Я поднял глаза на своего гостя, ожидая, что он будет спорить со мной, назовет меня лжецом. Конечно, я вру. Шарлотта так и не поняла, почему Симор швырнул ту каменюку. И гость и не думал со мной спорить. Наоборот, он ободряюще улыбнулся мне, как будто все, что я мог сказать по этому поводу, он собирался воспринимать как истинную правду. И я встал и вышел из комнаты. Помню, по дороге к двери мне пришло в голову вернуться и поднять два кубика льда, лежали на полу, но это показалось мне ужасно трудным делом, поэтому я направился в холл. Минуя [224] дверь кухни, я снял свою гимнастерку - содрал ее и бросил на пол. В тот момент я считал, что это именно то место, где я всегда сбрасываю свою одежду.
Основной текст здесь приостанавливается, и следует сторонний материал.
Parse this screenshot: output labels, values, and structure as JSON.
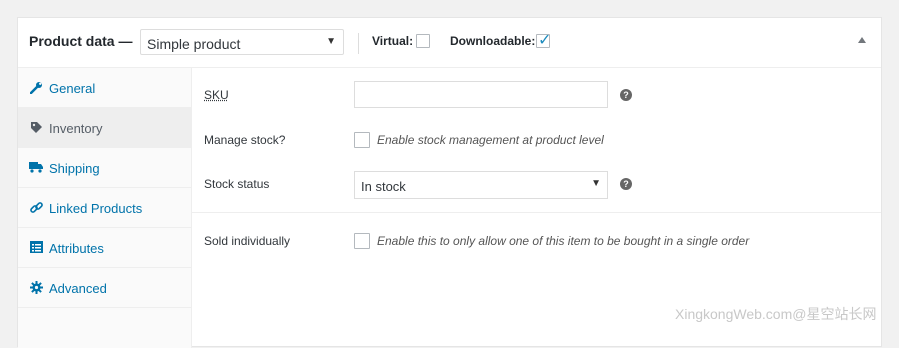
{
  "header": {
    "title": "Product data —",
    "product_type": "Simple product",
    "virtual_label": "Virtual:",
    "downloadable_label": "Downloadable:",
    "virtual_checked": false,
    "downloadable_checked": true
  },
  "tabs": [
    {
      "label": "General",
      "icon": "wrench-icon"
    },
    {
      "label": "Inventory",
      "icon": "tag-icon",
      "active": true
    },
    {
      "label": "Shipping",
      "icon": "truck-icon"
    },
    {
      "label": "Linked Products",
      "icon": "link-icon"
    },
    {
      "label": "Attributes",
      "icon": "list-icon"
    },
    {
      "label": "Advanced",
      "icon": "gear-icon"
    }
  ],
  "inventory": {
    "sku_label": "SKU",
    "sku_value": "",
    "manage_stock_label": "Manage stock?",
    "manage_stock_text": "Enable stock management at product level",
    "stock_status_label": "Stock status",
    "stock_status_value": "In stock",
    "sold_individually_label": "Sold individually",
    "sold_individually_text": "Enable this to only allow one of this item to be bought in a single order"
  },
  "watermark": "XingkongWeb.com@星空站长网",
  "colors": {
    "link": "#0073aa",
    "checkbox_tick": "#1e8cbe"
  }
}
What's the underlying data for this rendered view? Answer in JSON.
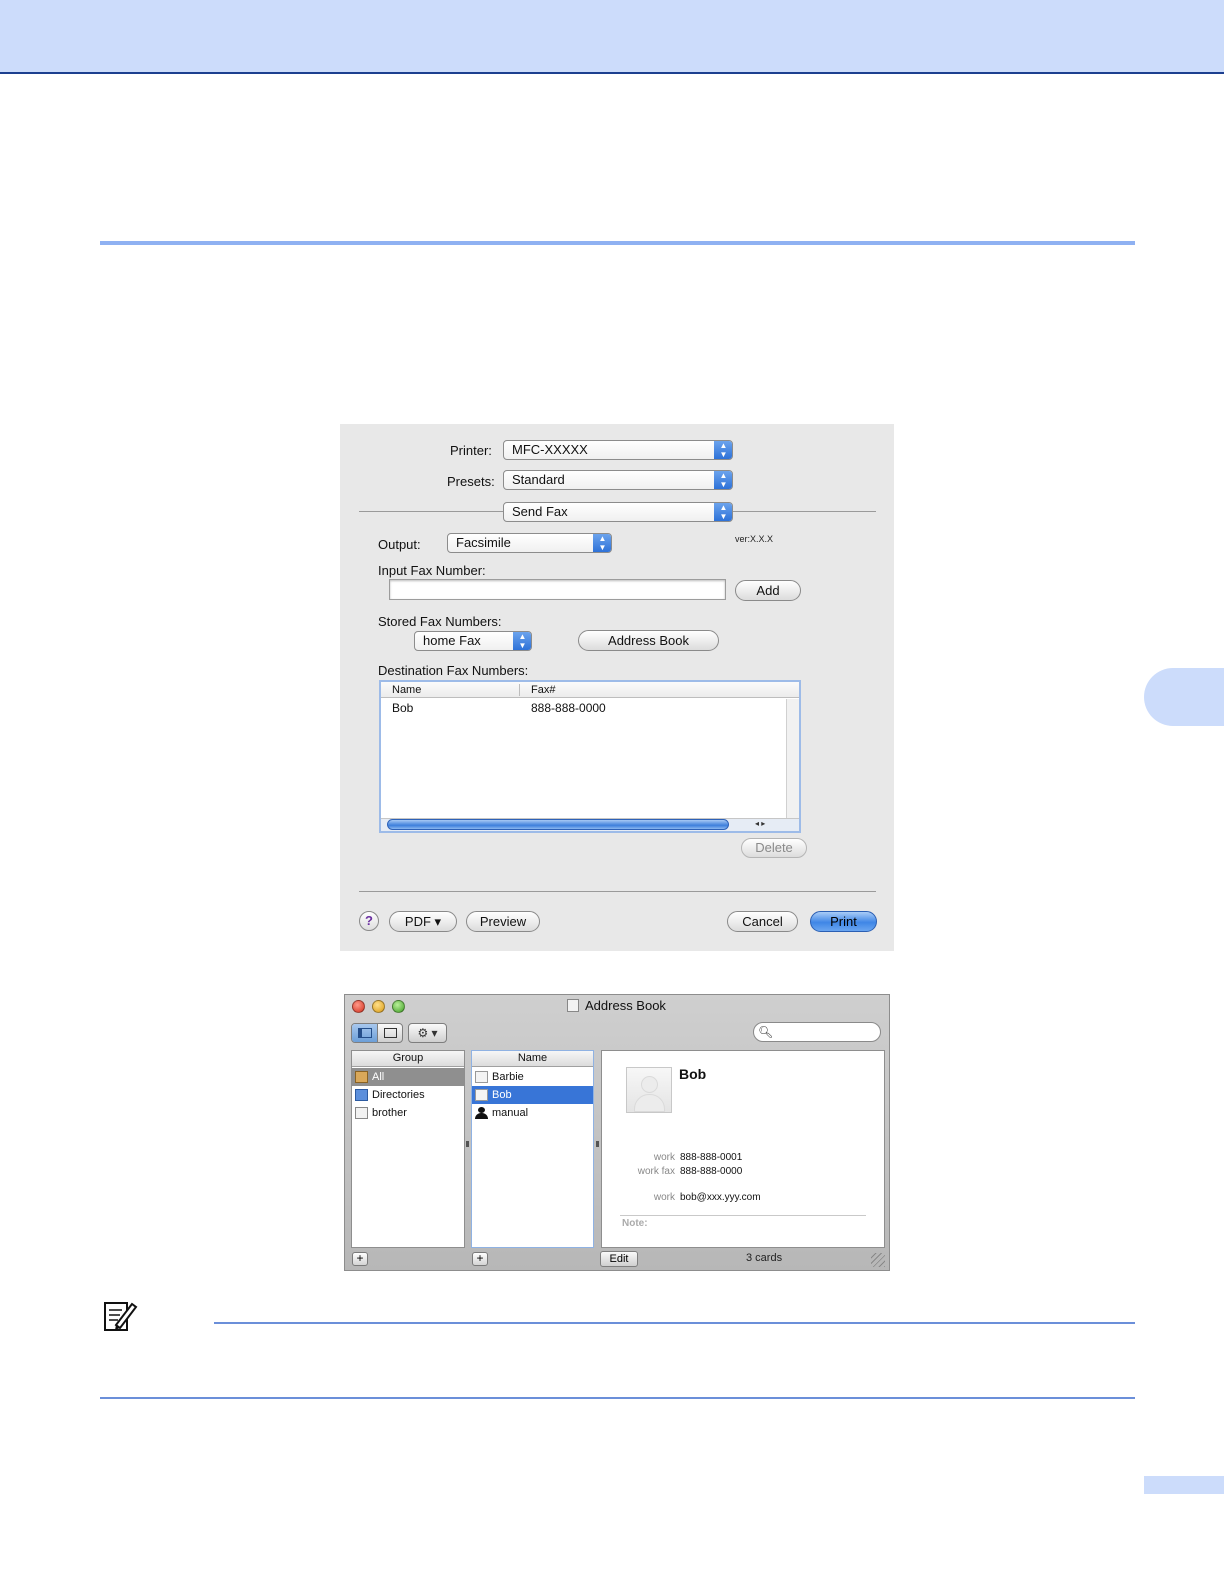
{
  "print_dialog": {
    "printer_label": "Printer:",
    "printer_value": "MFC-XXXXX",
    "presets_label": "Presets:",
    "presets_value": "Standard",
    "panel_value": "Send Fax",
    "output_label": "Output:",
    "output_value": "Facsimile",
    "version": "ver:X.X.X",
    "input_fax_label": "Input Fax Number:",
    "input_fax_value": "",
    "add_label": "Add",
    "stored_label": "Stored Fax Numbers:",
    "stored_value": "home Fax",
    "address_book_label": "Address Book",
    "destination_label": "Destination Fax Numbers:",
    "table": {
      "headers": [
        "Name",
        "Fax#"
      ],
      "rows": [
        [
          "Bob",
          "888-888-0000"
        ]
      ]
    },
    "delete_label": "Delete",
    "help_glyph": "?",
    "pdf_label": "PDF ▾",
    "preview_label": "Preview",
    "cancel_label": "Cancel",
    "print_label": "Print"
  },
  "address_book": {
    "title": "Address Book",
    "group_header": "Group",
    "groups": [
      "All",
      "Directories",
      "brother"
    ],
    "name_header": "Name",
    "names": [
      "Barbie",
      "Bob",
      "manual"
    ],
    "card": {
      "name": "Bob",
      "phone_label": "work",
      "phone_value": "888-888-0001",
      "fax_label": "work fax",
      "fax_value": "888-888-0000",
      "email_label": "work",
      "email_value": "bob@xxx.yyy.com",
      "note_label": "Note:"
    },
    "edit_label": "Edit",
    "card_count": "3 cards",
    "plus_glyph": "+"
  },
  "colors": {
    "accent_blue": "#3875d7",
    "band_blue": "#ccdcfb"
  }
}
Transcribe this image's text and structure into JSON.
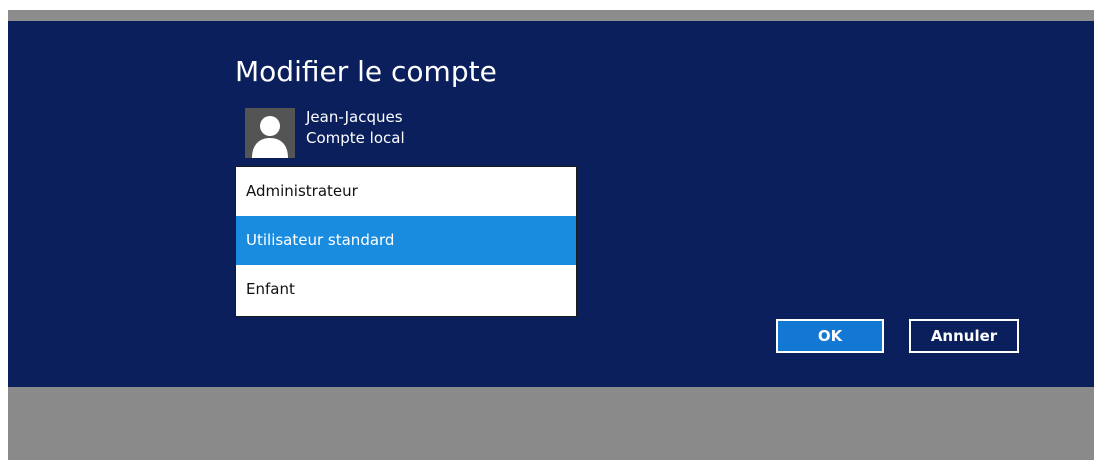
{
  "dialog": {
    "title": "Modifier le compte"
  },
  "user": {
    "name": "Jean-Jacques",
    "account_type": "Compte local",
    "avatar_icon": "user-silhouette-icon"
  },
  "account_type_dropdown": {
    "options": [
      "Administrateur",
      "Utilisateur standard",
      "Enfant"
    ],
    "selected_index": 1
  },
  "buttons": {
    "ok_label": "OK",
    "cancel_label": "Annuler"
  },
  "colors": {
    "panel_background": "#0a1f5c",
    "selection": "#1a8ce0",
    "ok_button": "#1378d4",
    "overlay": "#8a8a8a"
  }
}
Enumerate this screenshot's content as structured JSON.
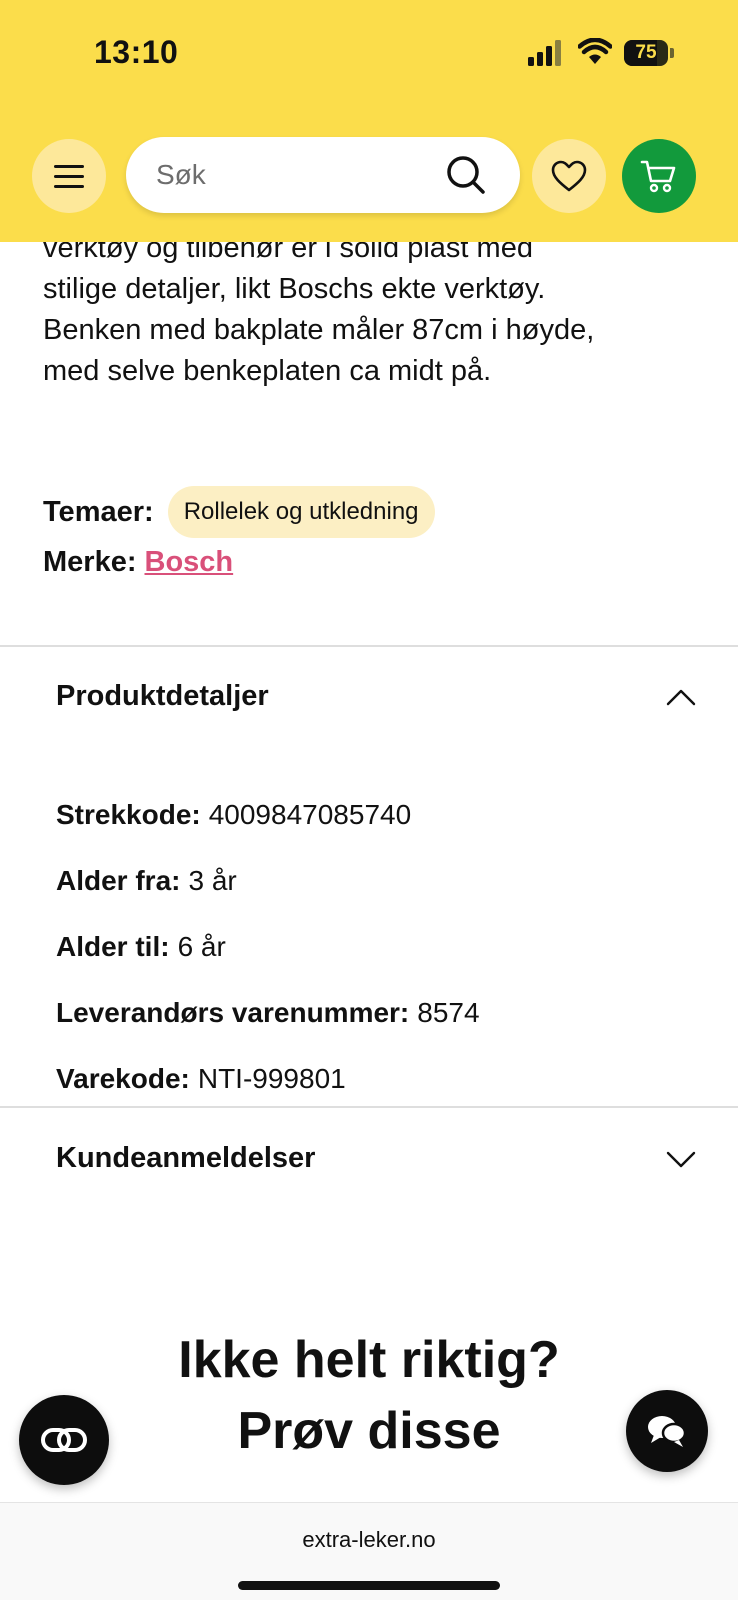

В ванной я долго постоял над корзиной на белье, споря сам с собой, брать или не брать Сіморів дневник и читать его снова. Не помню, которые я выдвигал доводы за и против, но в конце концов я все-таки открыл корзину и достал дневник. Снова я примостился на краешке ванны и листал страницы, пока не дошел до последнего записи:
"Один парень только что связался с летательной частью. Если облака поднимутся выше, то мы сможем вылететь еще до утра. Опенгайм говорит, чтобы мы не очень надеялись. Я позвонил Мюриэл,- хотел ее предупредить. Все сложилось очень странно. Она взяла трубку и начала кричать: "Алло!" Голос мне не повиновался. Она едва не повесила трубку. Мне надо немного успокоиться. Опенгайм собирается нанести храповицкого, пока отзовется летательная часть. Мне бы последовать его примеру, но я слишком возбужден. Я позвонил, чтобы в последний раз попросить, упросить ее встретиться со мной наедине, и жениться. Я слишком возбужден, чтобы встретиться с толпой. У меня такое чувство, будто я еще не родился. Святой, священный день. Слышно было очень плохо, и я так и не смог поговорить толком. Какой это ужас, когда говоришь: "Я тебя люблю", а в ответ тебе кричат: "Что?" Весь день я читал высказывания Веданты. Те, кто спариваются в браке, должны служить друг другу. Облагораживать, помогать, учить, укреплять друг друга, но все друг другу служить. Уважительно, самоотверженно и с любовью растить детей. Ребенок - это гость в доме, ее следует любить и уважать, но никогда не заявлять на нее права, потому что она принадлежит богу. Как это прекрасно, как умно, как прекрасно и трудно, а потому - правильно. Впервые в жизни я почувствовал радость ответственности. Опенгайм уже дает храповицкого. Мне следовало бы сделать то же самое, но я не могу. Кому-то надо сидеть за компанию с счастливым человеком".
Я прочитал запись, свернул дневника, отнес его в спочивальню и бросил в Сіморову чемодан на диванчике. Потом я поточився более-менее умышленно на то кровать, что стояла ближе. Не успел я, кажется, еще сорваться на постель, как уже уснул или, может, и потерял сознание.
Прокинувсь я за полтора часа. Голова у меня чуть не болела, во рту пересохло. В почивальню было почти темно. Помню, я долго сидел на краю кровати. [225]
Затем, знемігши от жажды, встал и поплелся в комнату, надеясь, что в кружке на кофейном столике осталось хоть немного чего-нибудь прохладительного и мокрого.
Мой последний гость, видимо, ушел. Только его пустой стакан, недожженный кончик сигары на олив'яній пепельнице свидетельствовали о том, что он действительно существовал. Я и до сих пор думаю: этот кончик следовало переслать Сіморові, принимая во внимание, чего, как правило, стоят свадебные подарки. Сам окурок сигары в хорошенькой коробочке. А для объяснения можно было вложить листок чистой бумаги.